My husband then returns home around 6pm and the kids will usually be fed, and ready for a bath. I freelance from home – during the childminder hours, nap-times and in the evenings – which allows me this flexibility. And it works, for both of us. After buy xanax on the internet all, I want this time with our children and my husband doesn’t. (JUST JOKING)
But having two working parents means that everything else needs to be split. Like ‘life admin’. And yet I was taking on the lion’s share: paying bills, responding to nursery letters, arranging holidays. So I asked my husband to take over the holidays: thinking, planning, booking. We only go on one a year, so it’s not much work for him – but it feels like a big weight has been lifted. It’s one less item on my ‘to do’ list.
I also asked him to liaise with his side of the family and mutual friends when we’re arranging a visit. This has always fallen to me because I’m the Organised Person but actually, it just adds to my mental load. It’s something – and someone – else to think about. I find planning stressful, I don’t enjoy it. So I’m deflecting this plan-making to him. And he’s taken it on with gusto.
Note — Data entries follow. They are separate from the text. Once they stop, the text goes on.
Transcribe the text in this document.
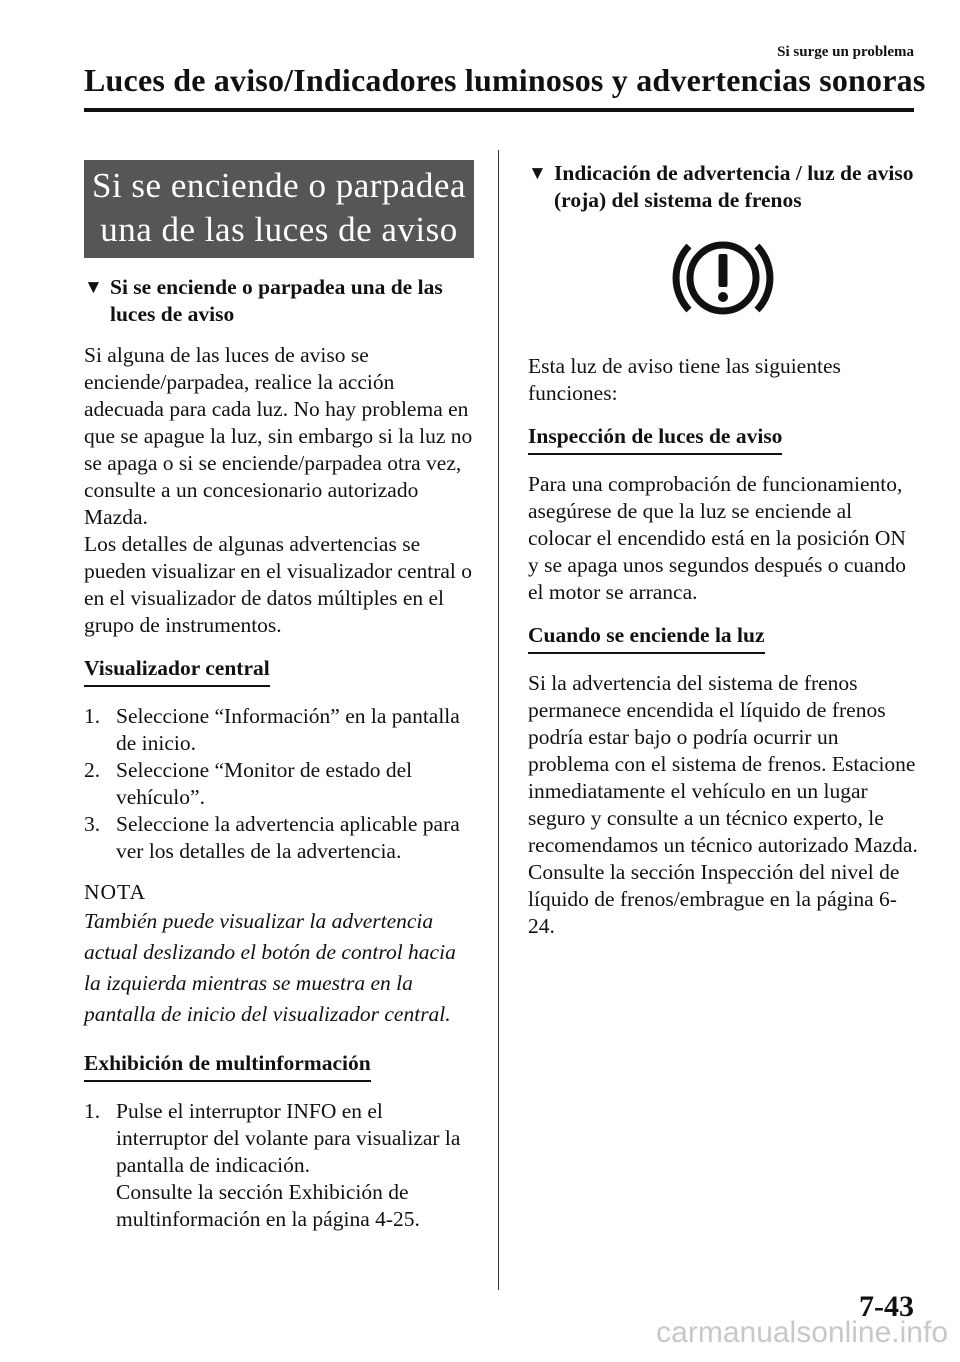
Si surge un problema
Luces de aviso/Indicadores luminosos y advertencias sonoras
Si se enciende o parpadea
una de las luces de aviso
▼ Si se enciende o parpadea una de las luces de aviso

Si alguna de las luces de aviso se enciende/parpadea, realice la acción adecuada para cada luz. No hay problema en que se apague la luz, sin embargo si la luz no se apaga o si se enciende/parpadea otra vez, consulte a un concesionario autorizado Mazda.

Los detalles de algunas advertencias se pueden visualizar en el visualizador central o en el visualizador de datos múltiples en el grupo de instrumentos.

Visualizador central
1. Seleccione “Información” en la pantalla de inicio.
2. Seleccione “Monitor de estado del vehículo”.
3. Seleccione la advertencia aplicable para ver los detalles de la advertencia.
NOTA
También puede visualizar la advertencia actual deslizando el botón de control hacia la izquierda mientras se muestra en la pantalla de inicio del visualizador central.
Exhibición de multinformación
1. Pulse el interruptor INFO en el interruptor del volante para visualizar la pantalla de indicación.
Consulte la sección Exhibición de multinformación en la página 4-25.
▼ Indicación de advertencia / luz de aviso (roja) del sistema de frenos

Esta luz de aviso tiene las siguientes funciones:

Inspección de luces de aviso

Para una comprobación de funcionamiento, asegúrese de que la luz se enciende al colocar el encendido está en la posición ON y se apaga unos segundos después o cuando el motor se arranca.

Cuando se enciende la luz

Si la advertencia del sistema de frenos permanece encendida el líquido de frenos podría estar bajo o podría ocurrir un problema con el sistema de frenos. Estacione inmediatamente el vehículo en un lugar seguro y consulte a un técnico experto, le recomendamos un técnico autorizado Mazda.

Consulte la sección Inspección del nivel de líquido de frenos/embrague en la página 6-24.

7-43
carmanualsonline.info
And the other stuff; clearing clutter, ordering nappies in bulk, big food shops? I just don’t do it. These days, the house is often a bit untidy. We regularly run out of nappies and have to hunt through cupboards to find a spare one. We often leave the house with no nappy bag, no wipes, no spare clothes.
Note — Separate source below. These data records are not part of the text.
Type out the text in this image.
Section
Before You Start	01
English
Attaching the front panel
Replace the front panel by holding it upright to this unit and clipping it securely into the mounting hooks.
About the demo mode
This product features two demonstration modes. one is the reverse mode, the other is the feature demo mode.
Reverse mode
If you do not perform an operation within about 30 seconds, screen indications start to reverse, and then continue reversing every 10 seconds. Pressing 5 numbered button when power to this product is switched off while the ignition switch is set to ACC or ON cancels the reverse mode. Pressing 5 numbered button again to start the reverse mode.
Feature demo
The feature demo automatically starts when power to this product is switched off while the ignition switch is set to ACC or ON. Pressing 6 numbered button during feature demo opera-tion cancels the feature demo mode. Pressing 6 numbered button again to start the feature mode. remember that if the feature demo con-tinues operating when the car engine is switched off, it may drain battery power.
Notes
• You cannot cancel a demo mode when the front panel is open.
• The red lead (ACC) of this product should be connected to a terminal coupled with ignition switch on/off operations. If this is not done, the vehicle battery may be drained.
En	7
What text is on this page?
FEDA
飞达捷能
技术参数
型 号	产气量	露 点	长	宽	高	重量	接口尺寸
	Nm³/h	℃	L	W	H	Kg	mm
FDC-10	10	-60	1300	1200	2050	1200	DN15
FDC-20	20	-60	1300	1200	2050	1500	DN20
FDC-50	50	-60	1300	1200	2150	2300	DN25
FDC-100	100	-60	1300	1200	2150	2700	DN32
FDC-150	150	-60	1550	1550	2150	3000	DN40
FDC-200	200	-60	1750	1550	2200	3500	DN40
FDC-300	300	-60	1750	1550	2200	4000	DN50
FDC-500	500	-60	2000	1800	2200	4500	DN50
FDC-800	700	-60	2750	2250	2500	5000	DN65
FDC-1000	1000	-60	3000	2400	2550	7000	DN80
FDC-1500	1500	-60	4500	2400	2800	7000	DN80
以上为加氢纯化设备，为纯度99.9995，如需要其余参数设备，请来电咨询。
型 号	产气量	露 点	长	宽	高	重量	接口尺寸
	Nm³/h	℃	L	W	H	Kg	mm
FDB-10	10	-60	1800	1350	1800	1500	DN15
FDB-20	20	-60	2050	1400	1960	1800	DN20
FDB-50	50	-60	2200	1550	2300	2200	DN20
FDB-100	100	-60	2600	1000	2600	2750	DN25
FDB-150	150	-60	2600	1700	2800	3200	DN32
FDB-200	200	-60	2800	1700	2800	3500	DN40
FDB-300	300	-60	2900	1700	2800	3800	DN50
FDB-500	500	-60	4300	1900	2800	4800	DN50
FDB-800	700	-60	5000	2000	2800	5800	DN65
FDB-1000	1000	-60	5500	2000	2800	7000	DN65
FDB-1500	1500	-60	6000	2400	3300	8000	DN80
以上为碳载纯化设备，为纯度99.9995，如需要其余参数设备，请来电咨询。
Our meals consist of whatever vegetables we bought from the shop 10 minutes earlier. There’s no planning involved. I’ve tried batch-cooking (once), and didn’t get on too well. It was lovely to have all the meals cooked for the week, but I’d wasted an entire evening at the hob. I’d rather be watching a good BBC drama.
Nursery slips will be handed back crumpled, at the last minute. The lawn goes un-mowed. Lightbulbs remain unchanged. The dishwasher has broken and instead of getting it fixed, we’re just washing up in the sink. Sometimes, I just delete my entire ‘to do’ list and let serendipity determine what happens and what doesn’t.
Letting go of the constant planning and organising means that I have more time on the floor with my kids. And the rest of the time, I can get my work done – write my book, edit articles, pitch ideas. Sometimes our home-life feels chaotic, but often it feels quite relaxed.
So when I said to my husband:
“I feel like I’m so disorganised these days. I used to be really good at organising things.”
And he said:
“Yes, you are – and I like it.”
At first, I didn’t understand. Surely he liked me being an Organised Person; staying on top of everything? And then I realised that being super-organised requires meticulous planning and creates stress. Reducing my mental – and physical – load makes me more relaxed. And happy. And less stressed. And that makes me a lot more fun to be around.
How about you: are you more or less organised since having children?